The book is interesting because it has insights and novelty, not least in taking a period and a culture regarded by many as second best compared with what was happening elsewhere at the time, and shows it to have been enlightened, intelligent and full of beauty. However, it infuriates partly because of the author’s occasionally cloying and highly adjectival style, and partly because, for all her scholarship in the subject, one gets the sense that she has spread herself too broadly and lacks a feel for the real popular currents of the Twenties and Thirties.
The book is certainly ambitious. Not only does Harris examine the paradoxes of these modernists looking back to a romantic past in mainstream arts such as novels, poetry, painting and architecture; she also looks at the more peripheral areas of culture, such as food, weather, village life and music. She certainly supports the thesis implicit in her subtitle — that there was a conspicuous exercise of the imagination by creative artists in this period, and both Woolf and Piper are taken as prime examples of the paradox she describes.

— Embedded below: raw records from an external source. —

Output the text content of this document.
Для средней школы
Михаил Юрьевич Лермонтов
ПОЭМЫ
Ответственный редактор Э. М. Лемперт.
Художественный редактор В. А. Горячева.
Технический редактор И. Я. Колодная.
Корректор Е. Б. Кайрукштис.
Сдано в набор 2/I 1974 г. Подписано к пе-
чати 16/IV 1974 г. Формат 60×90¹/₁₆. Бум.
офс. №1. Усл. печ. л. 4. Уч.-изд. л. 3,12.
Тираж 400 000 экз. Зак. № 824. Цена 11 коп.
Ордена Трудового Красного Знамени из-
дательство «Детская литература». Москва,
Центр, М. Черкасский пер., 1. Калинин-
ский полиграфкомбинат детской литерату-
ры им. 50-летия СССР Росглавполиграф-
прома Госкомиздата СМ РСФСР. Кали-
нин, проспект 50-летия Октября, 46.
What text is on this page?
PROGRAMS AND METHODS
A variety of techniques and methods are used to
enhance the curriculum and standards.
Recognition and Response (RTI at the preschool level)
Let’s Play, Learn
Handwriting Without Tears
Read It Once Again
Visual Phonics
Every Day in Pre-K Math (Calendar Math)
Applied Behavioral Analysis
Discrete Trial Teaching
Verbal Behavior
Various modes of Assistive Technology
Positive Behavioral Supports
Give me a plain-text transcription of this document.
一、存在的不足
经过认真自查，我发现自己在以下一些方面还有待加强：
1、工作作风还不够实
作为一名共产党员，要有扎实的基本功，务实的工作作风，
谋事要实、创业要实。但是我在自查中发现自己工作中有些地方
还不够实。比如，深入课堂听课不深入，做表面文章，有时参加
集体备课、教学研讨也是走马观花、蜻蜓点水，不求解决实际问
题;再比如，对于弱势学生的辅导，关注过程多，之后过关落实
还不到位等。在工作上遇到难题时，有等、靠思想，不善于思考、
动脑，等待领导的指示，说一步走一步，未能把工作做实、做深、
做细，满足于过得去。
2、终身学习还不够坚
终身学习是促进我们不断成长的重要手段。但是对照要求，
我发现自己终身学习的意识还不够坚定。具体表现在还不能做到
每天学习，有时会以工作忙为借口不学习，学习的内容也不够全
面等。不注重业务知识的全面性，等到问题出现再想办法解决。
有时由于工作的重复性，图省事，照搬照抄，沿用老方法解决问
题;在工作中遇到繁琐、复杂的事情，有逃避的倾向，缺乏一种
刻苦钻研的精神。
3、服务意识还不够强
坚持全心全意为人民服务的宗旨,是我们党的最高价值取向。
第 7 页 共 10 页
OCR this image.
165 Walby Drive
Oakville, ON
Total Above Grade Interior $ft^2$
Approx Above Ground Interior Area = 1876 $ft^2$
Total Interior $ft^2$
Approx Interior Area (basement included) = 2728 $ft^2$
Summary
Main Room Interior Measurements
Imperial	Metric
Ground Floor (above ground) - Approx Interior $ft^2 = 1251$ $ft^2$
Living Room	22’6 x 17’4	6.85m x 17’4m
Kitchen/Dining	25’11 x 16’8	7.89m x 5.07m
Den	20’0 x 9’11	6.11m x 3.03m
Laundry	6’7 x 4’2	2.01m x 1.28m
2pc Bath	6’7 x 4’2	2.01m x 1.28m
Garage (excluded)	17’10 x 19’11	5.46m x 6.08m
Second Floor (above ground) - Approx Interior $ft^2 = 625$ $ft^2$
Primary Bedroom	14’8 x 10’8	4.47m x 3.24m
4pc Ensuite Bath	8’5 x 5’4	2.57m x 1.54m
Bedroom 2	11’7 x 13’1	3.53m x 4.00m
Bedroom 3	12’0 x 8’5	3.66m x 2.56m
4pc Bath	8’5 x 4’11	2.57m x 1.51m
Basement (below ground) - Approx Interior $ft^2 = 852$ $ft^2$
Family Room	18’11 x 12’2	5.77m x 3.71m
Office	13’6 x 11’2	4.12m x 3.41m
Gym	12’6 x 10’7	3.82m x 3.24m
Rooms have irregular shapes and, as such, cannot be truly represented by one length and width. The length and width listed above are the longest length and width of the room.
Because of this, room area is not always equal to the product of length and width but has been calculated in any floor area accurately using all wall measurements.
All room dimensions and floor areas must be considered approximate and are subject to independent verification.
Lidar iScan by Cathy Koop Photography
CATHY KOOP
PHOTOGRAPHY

Woolf, for all her stylistic modernism, was rooted in her fiction in English history, the English countryside, and English values. Piper, long before he and John Betjeman started driving round England looking at churches and tea-shops, was in the vanguard of modernist art, yet found himself seduced by the past once he examined it. Even the modernist Berthold Lubetkin ended up, Harris tells us, living in ‘a remote sash-windowed cottage on a farm in Chipping Sodbury’, which she explains, somewhat spin-doctorishly, was ‘a principled decision to experience an older way of life while not losing sight of his urban vision’: presumably he had a high-powered telescope through which he could see Bristol or Birmingham.